Roy Moore: "You could say that very well about America, couldn't you?"
Interviewer: "You think?"
Moore: "Well, we promote a lot of bad things, you know."
Moore: "Same-sex marriage."
Interviewer: "That's the very argument that Vladimir Putin makes."
Moore: "Well, then, maybe Putin is right, maybe he's more akin to me than I know."

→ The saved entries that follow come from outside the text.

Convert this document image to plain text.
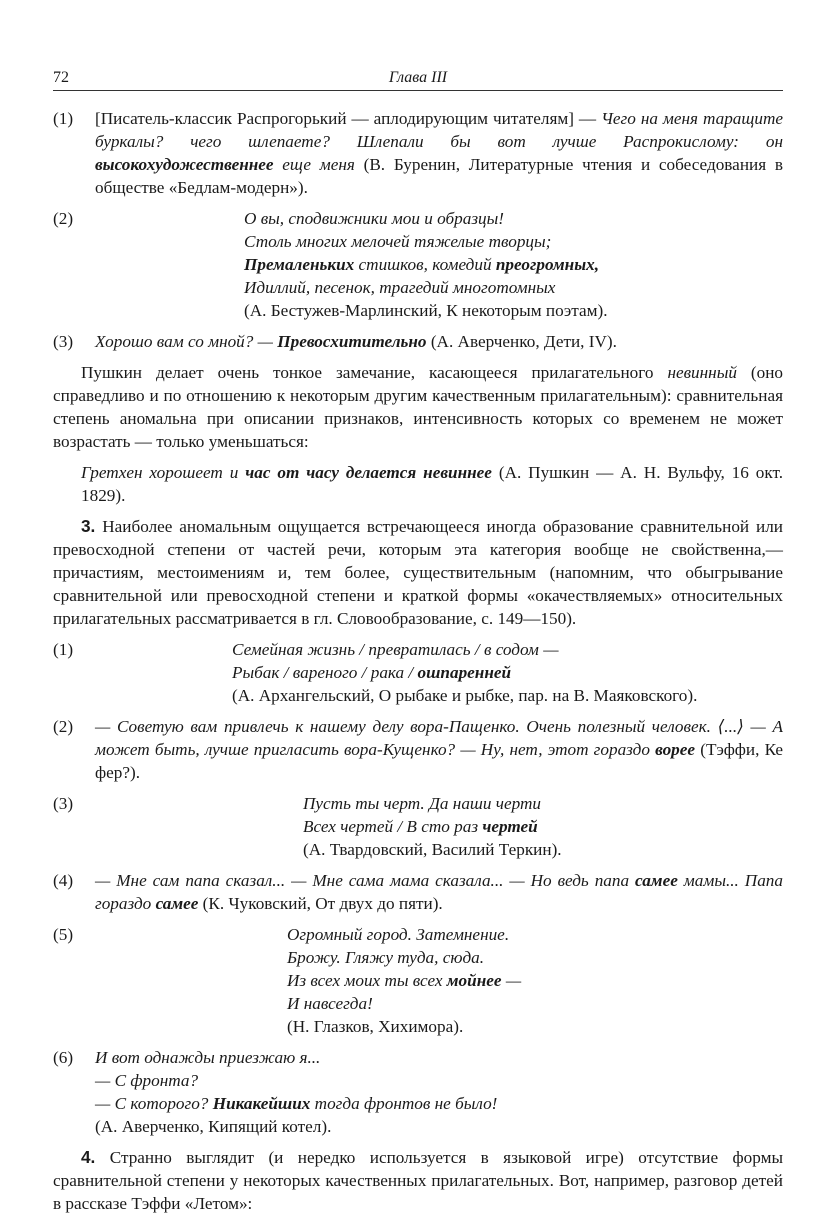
72	Глава III
(1) [Писатель-классик Распрогорький — аплодирующим читателям] — Чего на меня таращите буркалы? чего шлепаете? Шлепали бы вот лучше Распрокислому: он высокохудожественнее еще меня (В. Буренин, Литературные чтения и собеседования в обществе «Бедлам-модерн»).

(2)	О вы, сподвижники мои и образцы!
Столь многих мелочей тяжелые творцы;
Премаленьких стишков, комедий преогромных,
Идиллий, песенок, трагедий многотомных
(А. Бестужев-Марлинский, К некоторым поэтам).
(3) Хорошо вам со мной? — Превосхитительно (А. Аверченко, Дети, IV).

Пушкин делает очень тонкое замечание, касающееся прилагательного невинный (оно справедливо и по отношению к некоторым другим качественным прилагательным): сравнительная степень аномальна при описании признаков, интенсивность которых со временем не может возрастать — только уменьшаться:

Гретхен хорошеет и час от часу делается невиннее (А. Пушкин — А. Н. Вульфу, 16 окт. 1829).

3. Наиболее аномальным ощущается встречающееся иногда образование сравнительной или превосходной степени от частей речи, которым эта категория вообще не свойственна,— причастиям, местоимениям и, тем более, существительным (напомним, что обыгрывание сравнительной или превосходной степени и краткой формы «окачествляемых» относительных прилагательных рассматривается в гл. Словообразование, с. 149—150).

(1)	Семейная жизнь / превратилась / в содом —
Рыбак / вареного / рака / ошпаренней
(А. Архангельский, О рыбаке и рыбке, пар. на В. Маяковского).
(2) — Советую вам привлечь к нашему делу вора-Пащенко. Очень полезный человек. ⟨...⟩ — А может быть, лучше пригласить вора-Кущенко? — Ну, нет, этот гораздо ворее (Тэффи, Ке фер?).

(3)	Пусть ты черт. Да наши черти
Всех чертей / В сто раз чертей
(А. Твардовский, Василий Теркин).
(4) — Мне сам папа сказал... — Мне сама мама сказала... — Но ведь папа самее мамы... Папа гораздо самее (К. Чуковский, От двух до пяти).

(5)	Огромный город. Затемнение.
Брожу. Гляжу туда, сюда.
Из всех моих ты всех мойнее —
И навсегда!
(Н. Глазков, Хихимора).
(6) И вот однажды приезжаю я...
— С фронта?
— С которого? Никакейших тогда фронтов не было!
(А. Аверченко, Кипящий котел).

4. Странно выглядит (и нередко используется в языковой игре) отсутствие формы сравнительной степени у некоторых качественных прилагательных. Вот, например, разговор детей в рассказе Тэффи «Летом»:
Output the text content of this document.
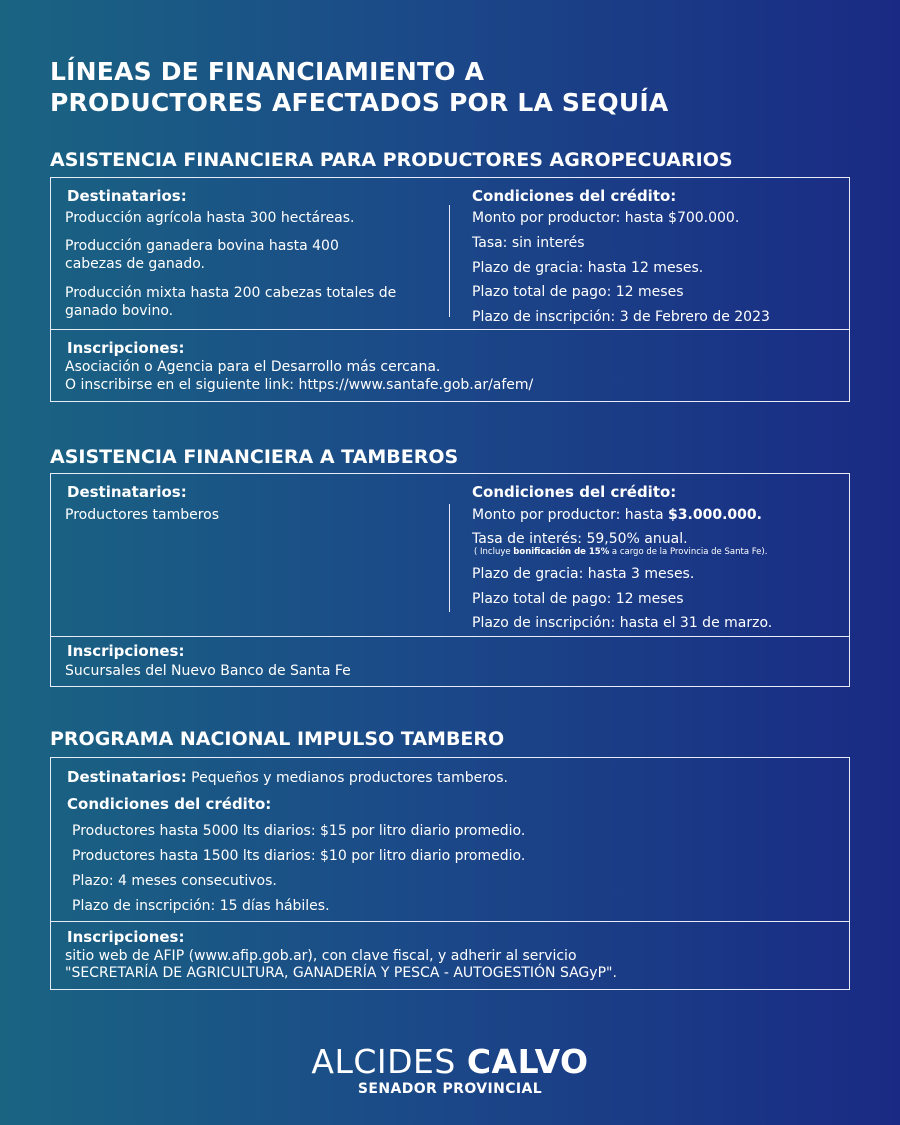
LÍNEAS DE FINANCIAMIENTO A
PRODUCTORES AFECTADOS POR LA SEQUÍA
ASISTENCIA FINANCIERA PARA PRODUCTORES AGROPECUARIOS
Destinatarios:
Producción agrícola hasta 300 hectáreas.
Producción ganadera bovina hasta 400 cabezas de ganado.
Producción mixta hasta 200 cabezas totales de ganado bovino.
Condiciones del crédito:
Monto por productor: hasta $700.000.
Tasa: sin interés
Plazo de gracia: hasta 12 meses.
Plazo total de pago: 12 meses
Plazo de inscripción: 3 de Febrero de 2023
Inscripciones:
Asociación o Agencia para el Desarrollo más cercana.
O inscribirse en el siguiente link: https://www.santafe.gob.ar/afem/
ASISTENCIA FINANCIERA A TAMBEROS
Destinatarios:
Productores tamberos
Condiciones del crédito:
Monto por productor: hasta $3.000.000.
Tasa de interés: 59,50% anual.
( Incluye bonificación de 15% a cargo de la Provincia de Santa Fe).
Plazo de gracia: hasta 3 meses.
Plazo total de pago: 12 meses
Plazo de inscripción: hasta el 31 de marzo.
Inscripciones:
Sucursales del Nuevo Banco de Santa Fe
PROGRAMA NACIONAL IMPULSO TAMBERO
Destinatarios: Pequeños y medianos productores tamberos.
Condiciones del crédito:
Productores hasta 5000 lts diarios: $15 por litro diario promedio.
Productores hasta 1500 lts diarios: $10 por litro diario promedio.
Plazo: 4 meses consecutivos.
Plazo de inscripción: 15 días hábiles.
Inscripciones:
sitio web de AFIP (www.afip.gob.ar), con clave fiscal, y adherir al servicio
"SECRETARÍA DE AGRICULTURA, GANADERÍA Y PESCA - AUTOGESTIÓN SAGyP".
ALCIDES CALVO
SENADOR PROVINCIAL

In April, Alabama's Republican governor, Robert Bentley, resigned one step ahead of impeachment proceedings arising from his consensual affair with an adult woman. Eight months later, Alabamians spurned presidential pleas that they send to the U.S Senate a man credibly accused of child molestation. But the dispiriting truth is this: Behavior that reportedly got Moore banned from the Gadsden, Alabama, mall was, for most Alabama Republicans, not a sufficient reason to deny him a desk in the U.S Capitol.